Este modelo explicativo tuvo poco arraigo
entre los historiadores occidentales. A pesar de que la literatura
procedente de la Alemania oriental hizo mucho por desvelar la
complicidad de las grandes empresas con el Gobierno nazi, resulta
inadecuada porque, por un lado, exagera la capacidad manipuladora
de los representantes de la industria y, por otro, olvida el
problema de cómo, en determinadas circunstancias, un estilo de
mando personalista puede desarrollar una relativa independencia
respecto a los intereses económicos, subordinándolos a la larga a
unas prioridades ideológicas no económicas.
Allí donde ha predominado una
historiografía «liberal», se ha atribuido al papel de la
personalidad una importancia independiente mucho mayor de lo que
los análisis marxistas de cualquier tipo consideran aceptable.

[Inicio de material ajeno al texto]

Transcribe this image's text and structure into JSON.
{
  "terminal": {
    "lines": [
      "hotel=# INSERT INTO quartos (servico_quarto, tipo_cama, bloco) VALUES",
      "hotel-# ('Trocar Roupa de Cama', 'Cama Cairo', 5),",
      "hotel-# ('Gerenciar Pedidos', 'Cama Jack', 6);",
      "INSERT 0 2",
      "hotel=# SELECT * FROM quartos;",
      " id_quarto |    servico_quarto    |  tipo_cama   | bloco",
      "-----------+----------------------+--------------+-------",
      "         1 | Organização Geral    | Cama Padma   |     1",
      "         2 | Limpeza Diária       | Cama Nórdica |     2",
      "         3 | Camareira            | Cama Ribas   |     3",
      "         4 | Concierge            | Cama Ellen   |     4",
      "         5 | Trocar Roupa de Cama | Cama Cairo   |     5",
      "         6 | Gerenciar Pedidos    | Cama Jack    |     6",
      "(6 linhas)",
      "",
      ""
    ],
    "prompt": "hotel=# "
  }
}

Mientras que los historiadores de la República Democrática de
Alemania no produjeron ni una sola biografía de Hitler, entre los
escritores no-marxistas la fascinación por la figura del dictador
comenzó ya cuando éste estaba vivo, momento en que se publicaron
las primeras biografías, y no muestra signos de extinguirse. Los
detalles de la vida de Hitler han sido exhaustivamente
investigados, los elementos que componen su bagaje ideológico
estudiados con minuciosidad, e incluso su «historia psíquica» ha
quedado al descubierto. Sin embargo, y a pesar de la abundancia de
estudios, persisten los problemas interpretativos que, de alguna
manera, se hallan en el reverso de los aportados por la literatura
marxista.
En los primeros años de la posguerra, las
explicaciones del nazismo y de sus siniestras consecuencias se
personalizaron a veces tanto en la figura de Hitler que daba la
impresión de que todo el devenir de una nación, por lo demás sano,
hubiera sido secuestrado por la diabólica influencia de un solo
hombre. El ex ministro de Armamento Albert Speer se refirió a
Hitler, durante su confinamiento en Spandau, como una «figura
demoníaca», «uno de esos fenómenos históricos inexplicables que
surgen ocasionalmente en el seno de la humanidad», cuya «persona
determinó el destino de una nación»8. Esta
demonización de Hitler ha dado paso desde entonces a una
comprensión más sofisticada de su lugar en la historia alemana. Sin
embargo, incluso las mejores biografías han corrido el riesgo de
situar el poder personal de Hitler en un nivel tan elevado que la
historia de Alemania entre 1933 y 1945 queda reducida a poco más
que la expresión de la voluntad del dictador. Desde esta
perspectiva, el Tercer Reich puede aparecer como una mera tiranía
personal de nuevo cuño.
El contraste entre el enfoque biográfico y
el enfoque impersonal del marxismo-leninismo no podría ser más
rotundo. Mientras en la historiografía de la Alemania oriental
Hitler es poco más que un cero a la izquierda de los intereses
capitalistas, la principal biografía del personaje escrita en
Alemania occidental9 olvida en la
práctica a los intereses capitalistas, que resultan, si no
explícita sí implícitamente, subordinados a sus dictados políticos
e ideológicos. Según estas interpretaciones polarizadas, el poder
de Hitler fue, al parecer, bien un elemento totalmente
insignificante, bien un factor tan omnicomprensivo que todo el
fenómeno nazi puede reducirse a «hitlerismo».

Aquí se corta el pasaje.